For instance, some authors might wish to release only a single NFT of their book — for the NFT to be a collectible. Or, taking an entirely different perspective, Bookvolt has had authors express an interest in creating an NFT-only release of their works (meaning that the books would never be published physically nor sold on e-book platforms). In this scenario, authors are creating thousands of NFTs for their books, with only the holders of NFTs being able to read their books.

The Advantages Conferred by NFT Books

It is not like the function of an NFT is weirdly different than that of print; an NFT wrote down is like an early-edition book or an uncommon copy. The format of an NFT book is ideal for independent authors: the core tenet of an NFT is that it builds a greater affinity between the creator and collector.

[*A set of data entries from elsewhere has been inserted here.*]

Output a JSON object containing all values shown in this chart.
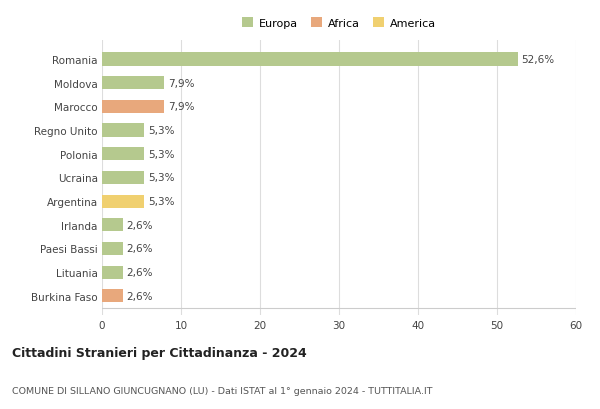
{
  "countries": [
    "Romania",
    "Moldova",
    "Marocco",
    "Regno Unito",
    "Polonia",
    "Ucraina",
    "Argentina",
    "Irlanda",
    "Paesi Bassi",
    "Lituania",
    "Burkina Faso"
  ],
  "values": [
    52.6,
    7.9,
    7.9,
    5.3,
    5.3,
    5.3,
    5.3,
    2.6,
    2.6,
    2.6,
    2.6
  ],
  "labels": [
    "52,6%",
    "7,9%",
    "7,9%",
    "5,3%",
    "5,3%",
    "5,3%",
    "5,3%",
    "2,6%",
    "2,6%",
    "2,6%",
    "2,6%"
  ],
  "colors": [
    "#b5c98e",
    "#b5c98e",
    "#e8a87c",
    "#b5c98e",
    "#b5c98e",
    "#b5c98e",
    "#f0d070",
    "#b5c98e",
    "#b5c98e",
    "#b5c98e",
    "#e8a87c"
  ],
  "legend": [
    {
      "label": "Europa",
      "color": "#b5c98e"
    },
    {
      "label": "Africa",
      "color": "#e8a87c"
    },
    {
      "label": "America",
      "color": "#f0d070"
    }
  ],
  "xlim": [
    0,
    60
  ],
  "xticks": [
    0,
    10,
    20,
    30,
    40,
    50,
    60
  ],
  "title": "Cittadini Stranieri per Cittadinanza - 2024",
  "subtitle": "COMUNE DI SILLANO GIUNCUGNANO (LU) - Dati ISTAT al 1° gennaio 2024 - TUTTITALIA.IT",
  "background_color": "#ffffff",
  "grid_color": "#dddddd",
  "bar_height": 0.55
}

NFT books allow you to add additional files, including written book content that you can read, as well as original art from the text, maps, or even video interviews with the author. A Digital First Edition could be filled with potential extras not available elsewhere, including bonus chapters, introductions, glossaries, audio and video content, author interviews, maps, illustrations, and more.

This is what makes an NFT book a digital-first edition, and authors can use it to improve their books in ways they have never been able to. Authors can get creative and explore new media: For instance, different types of content can be embedded into the NFT book, ranging from video interviews with authors to interactive maps and even links to 1-on-1 Zoom calls with authors.

Because the objects represented by the NFT are not stored in the Ethereum Blockchain, authors can tailor how the selling of their writings is defined in NFTs. While e-books exist as downloadable files anyone can buy through online ebook retailers, an NFT book can be purchased from a blockchain-only marketplace, shifting the book’s ownership from seller to buyer — copyright is not included. You cannot create an NFT for your book at a lower price. Otherwise, fees would strangle you.

Blaine Fuji

Blaine Fuji is the avatar of Gambler's Grace. He studied math and physics in graduate school and figured out how to leverage his knowledge of statistics to game more effectively. In his free time, he enjoys playing card games of all sorts.